1.2.1 • Published 13 years ago

grunt-coffee-build v1.2.1

Weekly downloads
2
License
MIT
Repository
github
Last release
13 years ago

grunt-coffee-build

Compiles hybrid coffeescript/javscript commonjs projects to run anywhere transparently(amd, commonjs or plain browser load)

Getting Started

npm install grunt-coffee-build --save-dev

Once the plugin has been installed, it may be enabled inside your Gruntfile with this line of JavaScript:

grunt.loadNpmTasks('grunt-coffee-build');

Overview

This task will take care of compiling, merging and generating source maps for your .coffee/.js files. If merging, the resulting source map will contain information about each individual file so they can be debugged separately.

While the name is 'coffee-build', this task may be used in javascript-only commonjs projects just for the automatic dependency resolution and merged source map generation.

Unlike other solutions that normalize commonjs projects to work in web browsers, this one won't bundle a small commonjs runtime. Instead, it will parse all require calls for relative paths, concatenate files in dependency order while wrapping each file into a commonjs-like module. All require calls are replaced by a module identifier generated from the file path (This is how google-traceur compiler handles imports when merging files)

When compiling the project to a single file, the task will wrap everything into umd, and the result runs anywhere a umd module would run. This mode of operation also integrates nicely with grunt-contrib-watch, as it will keep an in-memory cache of the compiled files and their modification date, so only modified files will be reprocessed.
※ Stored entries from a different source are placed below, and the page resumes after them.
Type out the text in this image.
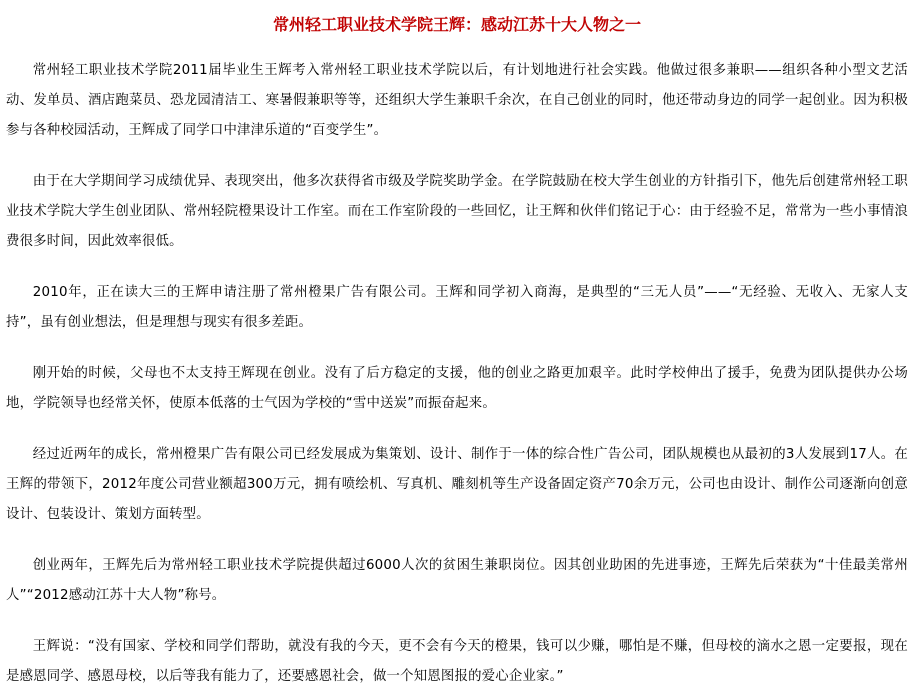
常州轻工职业技术学院王辉：感动江苏十大人物之一

常州轻工职业技术学院2011届毕业生王辉考入常州轻工职业技术学院以后，有计划地进行社会实践。他做过很多兼职——组织各种小型文艺活动、发单员、酒店跑菜员、恐龙园清洁工、寒暑假兼职等等，还组织大学生兼职千余次，在自己创业的同时，他还带动身边的同学一起创业。因为积极参与各种校园活动，王辉成了同学口中津津乐道的“百变学生”。

由于在大学期间学习成绩优异、表现突出，他多次获得省市级及学院奖助学金。在学院鼓励在校大学生创业的方针指引下，他先后创建常州轻工职业技术学院大学生创业团队、常州轻院橙果设计工作室。而在工作室阶段的一些回忆，让王辉和伙伴们铭记于心：由于经验不足，常常为一些小事情浪费很多时间，因此效率很低。

2010年，正在读大三的王辉申请注册了常州橙果广告有限公司。王辉和同学初入商海，是典型的“三无人员”——“无经验、无收入、无家人支持”，虽有创业想法，但是理想与现实有很多差距。

刚开始的时候，父母也不太支持王辉现在创业。没有了后方稳定的支援，他的创业之路更加艰辛。此时学校伸出了援手，免费为团队提供办公场地，学院领导也经常关怀，使原本低落的士气因为学校的“雪中送炭”而振奋起来。

经过近两年的成长，常州橙果广告有限公司已经发展成为集策划、设计、制作于一体的综合性广告公司，团队规模也从最初的3人发展到17人。在王辉的带领下，2012年度公司营业额超300万元，拥有喷绘机、写真机、雕刻机等生产设备固定资产70余万元，公司也由设计、制作公司逐渐向创意设计、包装设计、策划方面转型。

创业两年，王辉先后为常州轻工职业技术学院提供超过6000人次的贫困生兼职岗位。因其创业助困的先进事迹，王辉先后荣获为“十佳最美常州人”“2012感动江苏十大人物”称号。

王辉说：“没有国家、学校和同学们帮助，就没有我的今天，更不会有今天的橙果，钱可以少赚，哪怕是不赚，但母校的滴水之恩一定要报，现在是感恩同学、感恩母校，以后等我有能力了，还要感恩社会，做一个知恩图报的爱心企业家。”
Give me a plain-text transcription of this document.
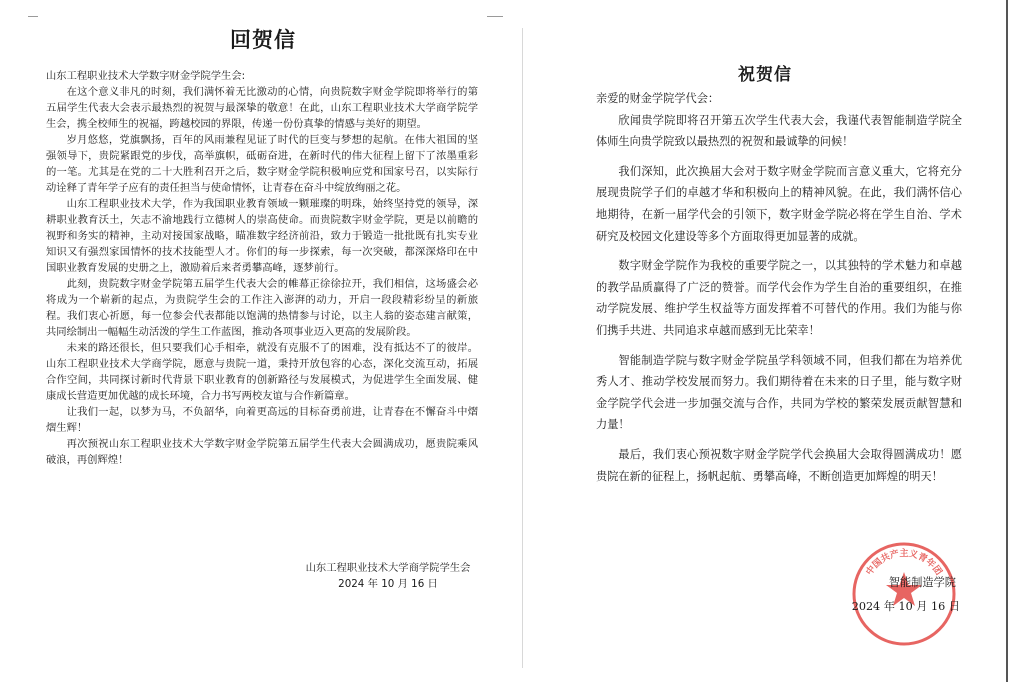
回贺信

山东工程职业技术大学数字财金学院学生会:

在这个意义非凡的时刻，我们满怀着无比激动的心情，向贵院数字财金学院即将举行的第五届学生代表大会表示最热烈的祝贺与最深挚的敬意！在此，山东工程职业技术大学商学院学生会，携全校师生的祝福，跨越校园的界限，传递一份份真挚的情感与美好的期望。

岁月悠悠，党旗飘扬，百年的风雨兼程见证了时代的巨变与梦想的起航。在伟大祖国的坚强领导下，贵院紧跟党的步伐，高举旗帜，砥砺奋进，在新时代的伟大征程上留下了浓墨重彩的一笔。尤其是在党的二十大胜利召开之后，数字财金学院积极响应党和国家号召，以实际行动诠释了青年学子应有的责任担当与使命情怀，让青春在奋斗中绽放绚丽之花。

山东工程职业技术大学，作为我国职业教育领域一颗璀璨的明珠，始终坚持党的领导，深耕职业教育沃土，矢志不渝地践行立德树人的崇高使命。而贵院数字财金学院，更是以前瞻的视野和务实的精神，主动对接国家战略，瞄准数字经济前沿，致力于锻造一批批既有扎实专业知识又有强烈家国情怀的技术技能型人才。你们的每一步探索，每一次突破，都深深烙印在中国职业教育发展的史册之上，激励着后来者勇攀高峰，逐梦前行。

此刻，贵院数字财金学院第五届学生代表大会的帷幕正徐徐拉开，我们相信，这场盛会必将成为一个崭新的起点，为贵院学生会的工作注入澎湃的动力，开启一段段精彩纷呈的新旅程。我们衷心祈愿，每一位参会代表都能以饱满的热情参与讨论，以主人翁的姿态建言献策，共同绘制出一幅幅生动活泼的学生工作蓝图，推动各项事业迈入更高的发展阶段。

未来的路还很长，但只要我们心手相牵，就没有克服不了的困难，没有抵达不了的彼岸。山东工程职业技术大学商学院，愿意与贵院一道，秉持开放包容的心态，深化交流互动，拓展合作空间，共同探讨新时代背景下职业教育的创新路径与发展模式，为促进学生全面发展、健康成长营造更加优越的成长环境，合力书写两校友谊与合作新篇章。

让我们一起，以梦为马，不负韶华，向着更高远的目标奋勇前进，让青春在不懈奋斗中熠熠生辉！

再次预祝山东工程职业技术大学数字财金学院第五届学生代表大会圆满成功，愿贵院乘风破浪，再创辉煌！

山东工程职业技术大学商学院学生会
2024 年 10 月 16 日
祝贺信

亲爱的财金学院学代会：

欣闻贵学院即将召开第五次学生代表大会，我谨代表智能制造学院全体师生向贵学院致以最热烈的祝贺和最诚挚的问候！

我们深知，此次换届大会对于数字财金学院而言意义重大，它将充分展现贵院学子们的卓越才华和积极向上的精神风貌。在此，我们满怀信心地期待，在新一届学代会的引领下，数字财金学院必将在学生自治、学术研究及校园文化建设等多个方面取得更加显著的成就。

数字财金学院作为我校的重要学院之一，以其独特的学术魅力和卓越的教学品质赢得了广泛的赞誉。而学代会作为学生自治的重要组织，在推动学院发展、维护学生权益等方面发挥着不可替代的作用。我们为能与你们携手共进、共同追求卓越而感到无比荣幸！

智能制造学院与数字财金学院虽学科领域不同，但我们都在为培养优秀人才、推动学校发展而努力。我们期待着在未来的日子里，能与数字财金学院学代会进一步加强交流与合作，共同为学校的繁荣发展贡献智慧和力量！

最后，我们衷心预祝数字财金学院学代会换届大会取得圆满成功！愿贵院在新的征程上，扬帆起航、勇攀高峰，不断创造更加辉煌的明天！

中国共产主义青年团
智能制造学院
2024 年 10 月 16 日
When compiling to a directory(normal commonjs target) each file modification timestamp will be saved, so only modified files are recompiled(even across grunt restarts).

Example usage

This example shows a real project(vm.js) that runs on browser or node.js. It depends on the 'esprima' parser, so third party library handling is also illustrated:

# Gruntfile.coffee
  coffee_build:
      options: # options shared across all targets:
        moduleId: 'Vm'
        # it is necessary to specify a main file which exports the
        # module public API, just like one normally does in a package.json
        # file 
        main: 'src/index.coffee'
        src: 'src/**/*.coffee'
      browser:
        # this target will build everything to a single umd module.
        # it is meant for javascript environments without a module loader
        # like web browsers, but it should work anywhere.
        options:
          # if you depend on a third party library of a specific version
          # and are targeting web browsers without a module loader,
          # bundle the library in the 'includedDeps' options and it will be
          # run in a fake global object/context so it can coexists with
          # other versions of the library already loaded.
          # As an altenative you can just load the third party library
          # separately.
          # 
          # In this particular case everything works because esprima uses the
          # same name for the node.js module and the browser global object(it
          # is also wrapped in umd). 
          # 
          # In most cases this should work as long as the library is consistent
          # regarding its global object alias and commonjs module name
          includedDeps: 'node_modules/esprima/esprima.js'
          dest: 'build/browser/vm.js'
      browser_test:
        # this target will build a bundle containing the code plus
        # automated tests. no need to add the files in the 'src' directory
        # since the tests will require the source files
        options:
          src: 'test/**/*.coffee'
          dest: 'build/browser/test.js'
      nodejs_test:
        # while the above target could also be reused, this is preferred
        # when you dont need to re-run browser tests everytime,
        # as only modified files will ever need to be recompiled since
        # files are being compiled individually. (when merging compilation
        # will only be cached in memory, so it works better with
        # grunt-contrib-watch and nospawn: true)
        options:
          src: ['src/**/*.coffee', 'test/**/*.coffee']
          # if the destination doesnt end with '.js' it will be considered
          # a directory build
          dest: 'build/nodejs'

Comments

The main reason I wrote this task is because I couldn't get any existing grunt task to do what I wanted: Provide me with a single javascript file/source map that maps(correctly) to the original source files and that lets me easily integrate javascript/coffeescript with automatic dependency resolution, while letting me handle platform-specific particularities without runtime hacks.

The source maps generated by this task work flawless(at least in my tests). Debugging with node-inspector(0.3.2) or google chrome should just work.

This intends to provide a one-stop solution for building commonjs projects for web browsers or node.js using coffeescript and/or javascript. Enjoy!